[DTrace-devel] [PATCH 3/4] test: fix tst.depth.sh to use proper trigger
Eugene Loh
eugene.loh at oracle.com
Tue Nov 11 20:50:37 UTC 2025
On 11/10/25 22:00, Kris Van Hees wrote:
> On Mon, Nov 10, 2025 at 07:10:52PM -0500, Eugene Loh wrote:
>> I'm against this patch.
>>
>> The picky stuff is:
>> - the Copyright year should be updated
> Easy to fix - done.
>
>> - the timeout probe could replace
>> tick-1sec /n++ == 10/
>> with simply
>> tick-10sec
> Arguably, the two are not identical. It depends on why one is used over the
> other. Here we could probably go either way, though it might be nice to have
> the tick probe firing every second as a way to generate a bit more activity.
> Given the frequency of the other probes, not really important though as far as
> I can see. Note that I didn't touch the timeout probe primarily because that
> was not the purpose of this patch anyway.
>
>> - the "delay" env var be set for delaydie???
> Why? We are simply using delaydie to have a trigger executable to execute.
> This is a valid use of it (and it is used that same way in other tests also).
>
>> - the ustacks for delaydie are perhaps not very interesting
> That is not the point of the test, and for that matter, I highly doubt that
> ustacks from date would have been any more interesting (aside from the fact
> that you'd never know because the test didn't even work with date).
>
>> A little more serious is that all this patch does is swap one failure mode
>> for another. What for? It's XFAIL anyhow, and we do not check that we're
>> getting a particular, expected failure.

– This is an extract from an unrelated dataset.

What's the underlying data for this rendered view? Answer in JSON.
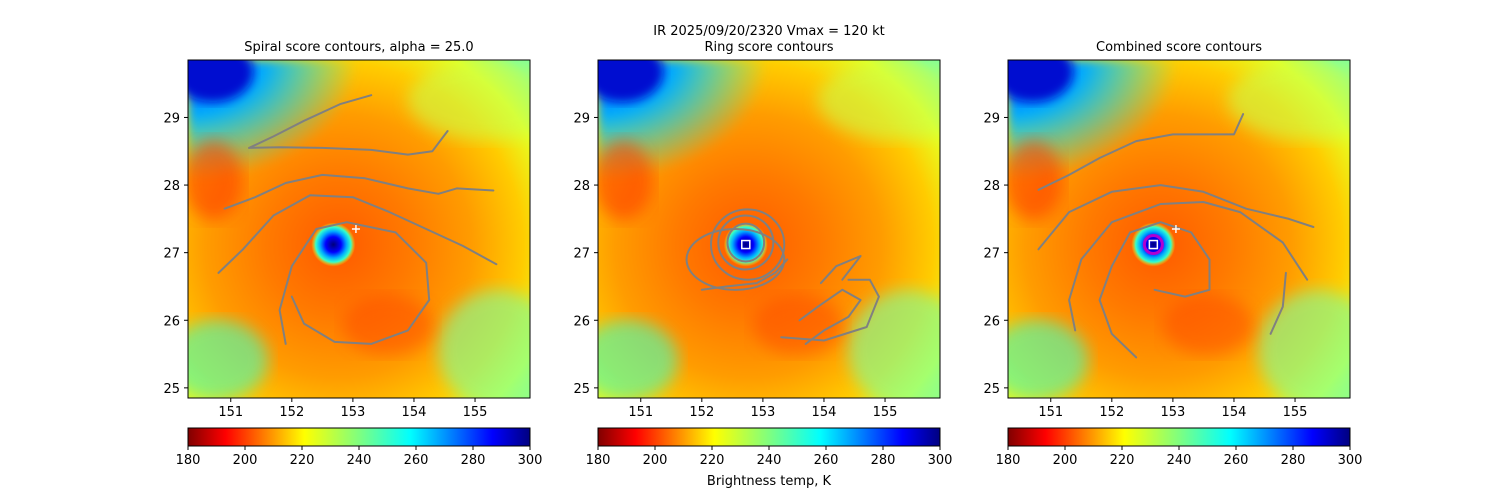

> The difference is that the pre-patch failure was due to a problem with the
> actual test. But since it is XFAIL that was reported as an expected failure,
> which was entirely bogus. After the patch, it still fails but at least it is
> failing for valid reasons. I.e. now we have a failure we should look into.
>
>> The real problem, meanwhile, is that this patch leads to lots of test
>> failures, at least for me. Not every VM, but many. Oh, and I do not mean
>> on this test, because this test remains XFAIL anyhow.
>>
>> Consider a subset of the VMs I run on. I get these failures on the
>> test/unittest/ustack/tst.*.d tests. Why on these? Because they run after
>> tst.depth.sh.
>>
>> +------------------ arm OL8 UEK7
>> | +---------------- x86 OL9 UEK7
>> | | +-------------- arm OL9 UEK7
>> | | | +------------ x86 OL9 UEK8
>> | | | | +---------- arm OL9 UEK8
>> | | | | | +-------- arm OL10 UEK8
>> | | | | | |
>> v v v v v v
>>
>> x x x x x x tst.kthread.d FAIL: timed out.
>> x x x x tst.uaddr.d FAIL: timed out.
>> x x x x tst.uaddr-pid0.d FAIL: timed out.
>> x x tst.ufunc.d FAIL: timed out.
>> x x x tst.ufunc-pid0.d FAIL: timed out.
>> x x tst.umod.d FAIL: timed out.
>> x x tst.ustack25_max95_profile.d FAIL: timed out.
>> x x tst.ustack25_pid.d FAIL: timed out.
>> x x tst.ustack25_profile.d FAIL: timed out.
>> x x tst.ustack95_max25_profile.d FAIL: timed out.
>> x x tst.ustack95_profile.d FAIL: timed out.
>> x x tst.ustack_max25_profile.d FAIL: timed out.
>> x x tst.ustack_profile.d FAIL: timed out.
>> x tst.usym.d FAIL: timed out.
>> x tst.usym-pid0.d FAIL: timed out.
>>
>> I think the problem is that tst.depth.sh -- with this patch, in any case --
>> turns on a huge number of probes. That causes problems for this test, but
>> not in the sense of it FAILing since it is marked XFAIL anyhow. (All this
>> patch does is change the FAIL from one problem to another, but we still do
>> not specify what failure we expect to see nor check that that is what we
>> get.)
>>
>> So, the problem is not with this test, but that the system is left in some
>> whacked state due to having attempted so many probes. As a result, the
>> process "dtrace -o $file -c delaydie" is still around well after the depth
>> test has finished, the load average remains high, the pid0 process does not
>> run, and many tests time out. How long (how many seconds or how many tests)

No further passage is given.